JAKARTA (Lenteratoday) - Kasus dugaan korupsi di wilayah Izin Usaha Pertambangan (IUP) PT Timah Tbk diduga merugikan negara hingga mencapai Rp 271 triliun. Jumlah itu sangat fantastis dan membuat banyak pihak, tidak terkecuali Komisi VI DPR RI yang menjadi mitra kerja PT Timah Tbk.
Dalam rapat dengan Komisi VI DPR RI sebelum lebaran atau sebelum memasuki masa reses, komisi yang membidangi Badan Usaha Milik Negara (BUMN) itu pada akhirnya menyepakati pembentukan Panitia Kerja (Panja) Timah.
Panja akan bekerja menelusuri dan menyelidiki dugaan penyalahgunaan yang berpotensi merugikan negara hingga Rp 271 Triliun tersebut.

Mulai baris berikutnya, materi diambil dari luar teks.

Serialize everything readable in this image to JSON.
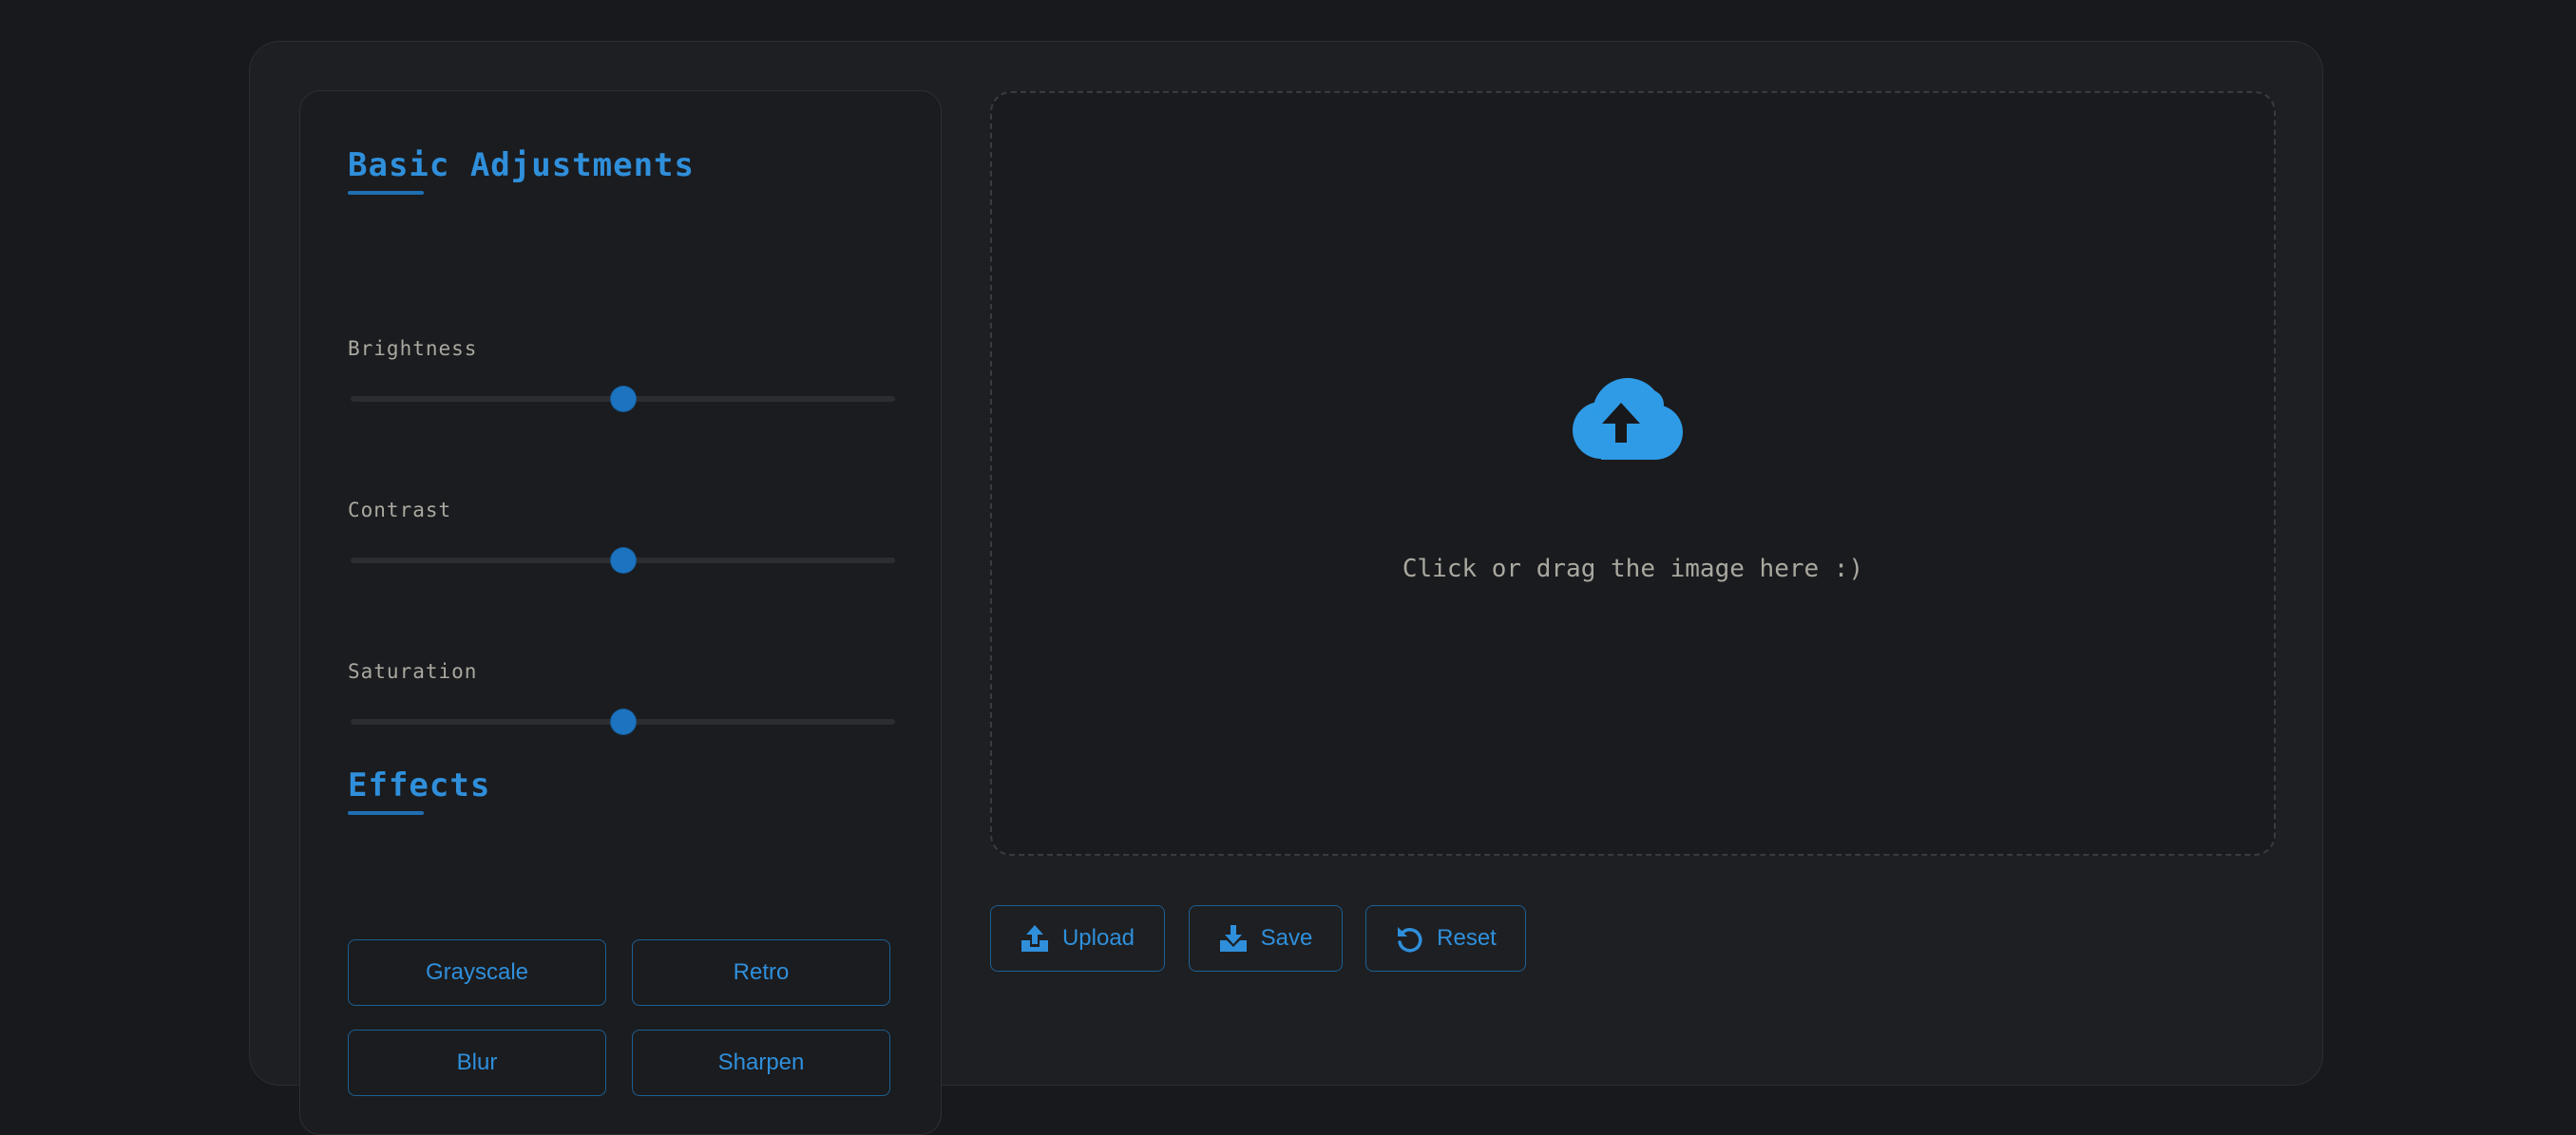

Terutama dari faktor ekologis, lingkungan hidup, ekonomi hingga biaya pemulihan. Tentunya dengan mendalami pihak-pihak yang terlibat dalam pusaran kasus tersebut.
Menanggapi besaran potensi kerugian negara dalam kasus dugaan korupsi tersebut, praktisi hukum lingkungan Kurnia Zakaria menyatakan bahwa yang sebenarnya berwenang menghitung kerugian keuangan negara adalah Badan Pemeriksa Keuangan (BPK).
"BPK berhak menghitung dan menetapkan kerugian negara atas permintaan penyidik daam hal ini Kejaksaan Agung, Tipikor Bareskrim atau KPK," ujar kepada wartawan, Kamis (12/4/2024).
Selain BPK, Badan Pengawasan Keuangan dan Pembangunan (BPKP) juga bisa melakukan audit dan pemeriksaan. Namun menyangkut kerugian negaranya tetap menjadi wewenang konstitusional pada BPK sebagaimana SEMA Nomor 4 Tahun 2016.
Menurut Kurnia, kerusakan lingkungan merupakan akibat yang dilarang oleh Undang-Undang Lingkungan. Pelakunya dan pihak-pihak yang terlibat sudah seharusnya dijerat sebagai pelaku tindak pidana lingkungan hidup.
"Bukan dipaksakan sebagai tindak pidana korupsi apalagi berdasarkan penafsiran yang menyimpang dari maksud UU. Seharunya juga Kejagung terapkan pidana lingkungan hidup,” jelasnya.
"Tetapi ahli itu juga dipergunakan sebagai penilaian awal dalam dalam kasus ini, di luar pengadilan atau melalui pengadilan," sambung Kurnia yang juga kriminolog itu.
Kurnia menambahkan, Kementerian Lingkungan Hidup dan Kehutanan (LHK) semestinya tidak hanya diam saja dalam kasus ini.
"Besarnya kerugian negara seperti itu, kok Kementerian LHK tak bersuara tuh," tandasnya.